One of the greatest pleasures of musicology is reading the handwriting of long dead composers. The above image is a letter from Brahms to his publisher, Fritz Simrock, written in German. I thought I knew enough German to make heads or tails of something until I started actually reading handwriting like this. This is a fast, lovely writing known as Kurrentschrift, which was used throughout the nineteenth century, until in 1911 it was modified into the German script called Sütterlinschrift, which lasted until the 1970s.
It really does seem like no one talks about the fact that all German writing in the nineteenth century is perfectly illegible to someone who doesn’t know this special alphabet. It was just how you wrote in German. Notice that Brahms in that letter switches to Roman script when he writes “alienum” under the musical example.

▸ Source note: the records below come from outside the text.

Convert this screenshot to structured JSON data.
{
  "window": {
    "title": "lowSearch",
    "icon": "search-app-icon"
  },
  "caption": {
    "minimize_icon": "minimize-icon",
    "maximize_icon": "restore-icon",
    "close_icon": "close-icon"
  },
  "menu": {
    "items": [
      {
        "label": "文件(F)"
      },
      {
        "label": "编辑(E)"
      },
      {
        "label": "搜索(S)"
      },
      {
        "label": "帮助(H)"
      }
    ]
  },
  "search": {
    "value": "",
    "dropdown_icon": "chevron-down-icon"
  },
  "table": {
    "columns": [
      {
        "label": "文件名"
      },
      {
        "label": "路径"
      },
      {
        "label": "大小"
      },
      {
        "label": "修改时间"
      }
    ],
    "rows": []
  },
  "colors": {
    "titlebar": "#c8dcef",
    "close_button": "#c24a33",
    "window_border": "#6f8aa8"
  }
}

In case you’re wondering what it says, here are the first few lines in modern script:
Lieber S. [Simrock],
Der alte Titel ist mir
recht—aber da ist ja kein
Die Lieder sind natürlich schon
bei Röder—sonst bitte ich,
dass Sie zu op. 71 Nr. 3 (4?)
I first came into contact with this kind of writing when going through an old Verdi manuscript that was used in Vienna and completely translated into German, in Kurrent, along the handwritten part in the full score. It really is quite alien at first glance, but I think quite beautiful.